Other laws that we passed protect children and hold those who abuse them accountable. I introduced one of them, a law that establishes a 120 day look-back period for determining if an offender was in a position of authority. Previously, adults were only regarded as authority figures if they were directly responsible for the minor when the crime occurred. That meant that teachers and coaches weren’t considered authority figures if they were no longer teaching or coaching that student or if they assaulted the student over the summer. Another new law clarifies that sexual penetration isn’t required for a first degree criminal sexual conduct conviction if the victim is under the age of 13.

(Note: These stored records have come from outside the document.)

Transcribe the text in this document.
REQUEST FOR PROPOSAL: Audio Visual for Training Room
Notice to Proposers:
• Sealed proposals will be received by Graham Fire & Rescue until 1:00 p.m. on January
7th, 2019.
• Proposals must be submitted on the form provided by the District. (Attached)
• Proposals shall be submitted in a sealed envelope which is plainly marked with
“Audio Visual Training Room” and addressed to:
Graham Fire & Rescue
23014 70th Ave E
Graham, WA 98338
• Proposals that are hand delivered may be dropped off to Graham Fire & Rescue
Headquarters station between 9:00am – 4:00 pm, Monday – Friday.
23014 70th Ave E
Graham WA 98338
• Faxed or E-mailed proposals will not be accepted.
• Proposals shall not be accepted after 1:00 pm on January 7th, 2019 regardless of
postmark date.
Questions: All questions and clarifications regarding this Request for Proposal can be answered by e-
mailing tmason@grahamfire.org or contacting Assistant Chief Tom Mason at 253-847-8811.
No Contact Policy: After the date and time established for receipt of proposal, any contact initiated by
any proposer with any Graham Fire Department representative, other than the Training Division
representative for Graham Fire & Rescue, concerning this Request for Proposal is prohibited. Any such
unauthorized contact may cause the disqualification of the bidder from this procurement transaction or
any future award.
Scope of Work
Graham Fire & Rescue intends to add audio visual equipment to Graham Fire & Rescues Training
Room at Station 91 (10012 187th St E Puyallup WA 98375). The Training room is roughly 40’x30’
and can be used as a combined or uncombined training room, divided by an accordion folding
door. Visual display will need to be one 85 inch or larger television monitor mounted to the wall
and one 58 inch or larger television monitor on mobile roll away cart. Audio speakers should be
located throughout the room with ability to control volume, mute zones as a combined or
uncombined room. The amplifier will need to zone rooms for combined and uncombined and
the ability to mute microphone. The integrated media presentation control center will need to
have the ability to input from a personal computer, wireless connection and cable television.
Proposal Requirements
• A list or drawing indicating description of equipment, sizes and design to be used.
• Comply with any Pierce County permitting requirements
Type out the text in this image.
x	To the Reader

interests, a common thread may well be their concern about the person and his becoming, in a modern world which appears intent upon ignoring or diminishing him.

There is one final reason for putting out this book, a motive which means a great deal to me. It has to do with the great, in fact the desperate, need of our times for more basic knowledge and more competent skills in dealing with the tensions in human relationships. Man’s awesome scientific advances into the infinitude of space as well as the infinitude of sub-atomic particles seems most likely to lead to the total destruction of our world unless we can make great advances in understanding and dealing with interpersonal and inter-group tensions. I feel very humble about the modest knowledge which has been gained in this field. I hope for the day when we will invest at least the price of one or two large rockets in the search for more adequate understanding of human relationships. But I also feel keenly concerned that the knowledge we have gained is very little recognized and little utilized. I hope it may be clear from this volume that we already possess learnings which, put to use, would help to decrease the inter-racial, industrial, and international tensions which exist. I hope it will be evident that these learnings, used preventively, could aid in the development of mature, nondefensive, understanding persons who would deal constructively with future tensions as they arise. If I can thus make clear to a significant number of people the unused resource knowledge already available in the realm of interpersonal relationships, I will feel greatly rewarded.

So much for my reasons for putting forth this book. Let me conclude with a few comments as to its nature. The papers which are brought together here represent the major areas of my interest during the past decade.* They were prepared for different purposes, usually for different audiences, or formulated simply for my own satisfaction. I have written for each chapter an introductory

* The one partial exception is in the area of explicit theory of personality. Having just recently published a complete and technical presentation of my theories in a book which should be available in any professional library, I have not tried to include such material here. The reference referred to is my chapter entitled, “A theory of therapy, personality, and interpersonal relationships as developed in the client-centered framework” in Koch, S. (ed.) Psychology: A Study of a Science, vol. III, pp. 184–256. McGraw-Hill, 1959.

We took action to address the causes of gender-based crimes and prevent them from occurring in the first place. The newly established Domestic Violence and Sexual Assault Prevention Program takes a public health approach to these issues and provides grants to community-driven initiatives. New requirements for colleges and universities were established to protect students, who experience sexual assault and violence at disproportionate rates. Colleges must now include affirmative consent in their policies and incorporate it in student training programs.

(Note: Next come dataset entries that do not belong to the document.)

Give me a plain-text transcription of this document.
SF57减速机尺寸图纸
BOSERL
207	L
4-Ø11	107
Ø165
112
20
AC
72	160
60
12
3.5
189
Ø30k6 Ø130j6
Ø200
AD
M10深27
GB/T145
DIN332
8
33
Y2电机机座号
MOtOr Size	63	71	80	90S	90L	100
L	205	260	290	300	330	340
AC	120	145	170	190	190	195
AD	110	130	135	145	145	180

While we made significant progress this year, there’s more work to be done to ensure that all Minnesotans are safe in their homes, workplaces, and communities. Next year, I hope to reform our state’s sexual harassment law. For many years, courts have used an unreasonable “severe or pervasive” standard in these cases. This high threshold often serves as a barrier to holding perpetrators and workplaces accountable.
I’m pleased that we secured affirmative consent education for college students, but many young people experience sexual assault before they set foot on a college campus. Students should receive age-appropriate instruction on respecting boundaries and forming healthy relationships throughout their K-12 education.
Many survivors, particularly those who are young when they’re assaulted, experience significant trauma after an assault and need time to process it. Sometimes the statute of limitations expires before they’re ready to come forward. That’s why I support eliminating the statute of limitations for criminal sexual conduct.
I’m also in favor of allowing legal termination of parental rights in cases where one parent is found to have conceived the child through rape or incest. No one should have to parent with someone who assaulted them.
I recently attended the groundbreaking for the first public memorial to honor survivors of sexual violence in the country. As I watched the ceremony, I thought about the survivors who’ve shared their stories with me over the years. Many of the laws that passed this year were inspired by Minnesotans who experienced sexual violence and didn’t get the justice they deserved. I’m so grateful to the individuals who’ve courageously advocated to change the system so others would not have to experience what they did. It’s an honor to fight alongside each and every one of them.